The range of costs not currently accounted for include those needed to:
upgrade infrastructure beyond resident needs, to meet tourism demand;
manage and protect public spaces, monuments, the environment and natural habitats;
mitigate exposure to climate change risks; and
address the needs of locals affected by rising real estate prices, driven by the demand from tourism.
Either residents are left to pay these costs, or they are simply not paid, increasingly leading to environmental crises, spoiled tourism assets, and growing dissatisfaction among local residents. Destination authorities urgently need access to new resources, systems and expertise to ensure that, as tourism grows, the true costs of every new visitor are fully covered.
Amid increasing concern about “overtourism” and calls from within the travel industry for improved destination management, the report, Destinations at Risk: The Invisible Burden of Tourism, was commissioned by the Travel Foundation to better understand the challenges and constraints that national and municipal authorities face. It provides a thorough review of the risks that destinations face and the solutions urgently needed, including:
New local accounting systems that capture the full range of costs stemming from the growth of tourism, in place of an incomplete set of economic impact measures.
New skills and cross sector collaboration, underpinned by data and technology, to achieve effective spatial planning, manage demand for public utilities and services, and evaluate the availability of vital, local resources.
New valuation and financing mechanisms to redress debilitating underinvestment in infrastructure and local asset management and enable the transition to low-carbon destination economies.
Principal report author, Megan Epler Wood, said: “The Earth’s greatest treasures are cracking under the weight of the soaring tourism economy. New data-driven systems to identify the cost of managing tourism’s most valued assets are required to stem a growing crisis in global tourism management. With the right leadership, finance and analysis in place, a whole new generation of tourism professionals can move forward and erase the invisible burden while benefiting millions around the globe.”

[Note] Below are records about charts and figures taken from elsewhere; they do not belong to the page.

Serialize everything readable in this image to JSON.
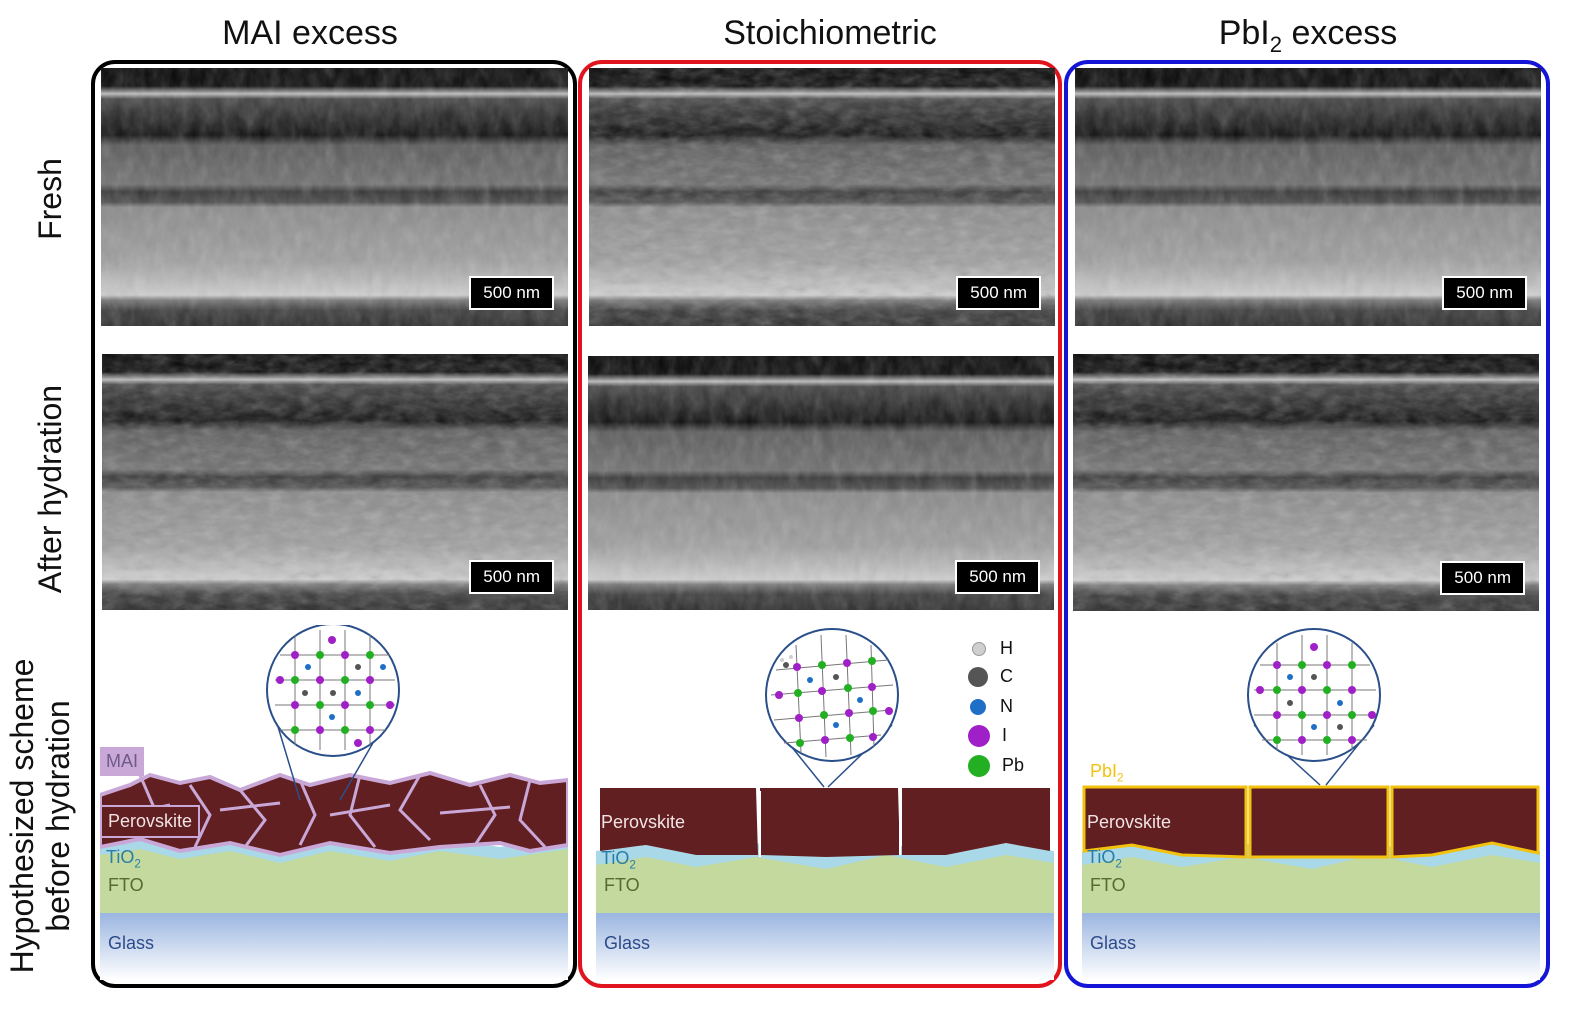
{
  "columns": [
    {
      "title_main": "MAI excess",
      "title_sub": "",
      "title_suffix": "",
      "frame_color": "#000000"
    },
    {
      "title_main": "Stoichiometric",
      "title_sub": "",
      "title_suffix": "",
      "frame_color": "#e0141e"
    },
    {
      "title_main": "PbI",
      "title_sub": "2",
      "title_suffix": " excess",
      "frame_color": "#1515d8"
    }
  ],
  "rows": {
    "fresh": "Fresh",
    "after": "After hydration",
    "scheme_line1": "Hypothesized scheme",
    "scheme_line2": "before hydration"
  },
  "scale_bars": {
    "fresh": [
      "500 nm",
      "500 nm",
      "500 nm"
    ],
    "after": [
      "500 nm",
      "500 nm",
      "500 nm"
    ]
  },
  "layers": {
    "mai": "MAI",
    "perovskite": "Perovskite",
    "tio2_main": "TiO",
    "tio2_sub": "2",
    "fto": "FTO",
    "glass": "Glass",
    "pbi2_main": "PbI",
    "pbi2_sub": "2"
  },
  "legend": [
    {
      "label": "H",
      "color": "#cfcfcf"
    },
    {
      "label": "C",
      "color": "#555555"
    },
    {
      "label": "N",
      "color": "#1f6fc7"
    },
    {
      "label": "I",
      "color": "#a020c8"
    },
    {
      "label": "Pb",
      "color": "#22b022"
    }
  ],
  "colors": {
    "perovskite": "#611f22",
    "mai_outline": "#c9a8d8",
    "tio2": "#a9d8e8",
    "fto": "#c3d99e",
    "glass_top": "#9ab5e0",
    "pbi2": "#f2c20f"
  }
}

Salli Felton, CEO of the Travel Foundation, said: “The invisible burden goes a long way to explain why we are now witnessing destinations failing to cope with tourism growth, despite the economic benefits it brings. It’s not enough to call on governments and municipalities to manage tourism better, if they don’t have access to the right skills and resources to do so. Destination managers need support to develop new skills and new ways of working that will enable them to move beyond tourism marketing.”
Dr Mark Milstein, co-author of the report, said: “This is a challenge of investing for the long-term health of a critical global economic sector. Future success will require collaboration among business, government, and civil society so that destinations are managed as the valuable, yet vulnerable, assets that they are.”
The authors conclude that some destinations are more vulnerable to the invisible burden and should be prioritised. For instance:
Where there is a high risk of climate change impacts (which would disproportionately affect a visitor economy) – for instance, island states.
Where the rise of the global middle class is driving tourism growth at unsustainable levels – for instance, in Southern and Southeast Asia.
Where there is a high percentage of economic dependence on tourism – for instance, in the Caribbean.
Where the ability of local government to manage tourism growth is low, in terms of budgets and human capital – a problem that has been found in both advanced and emerging economies.
The analysis draws upon academic literature, case studies, expert interviews and media reports, and provides a wealth of examples of the invisible burden. Cases are drawn from Thailand, Mexico, and the Maldives, as well as Europe, Africa, and Latin America. The report also gives insights into types of data-driven systems, such as GIS mapping tools and the Smart Cities concept, which can address growth issues and facilitate new forms of investment.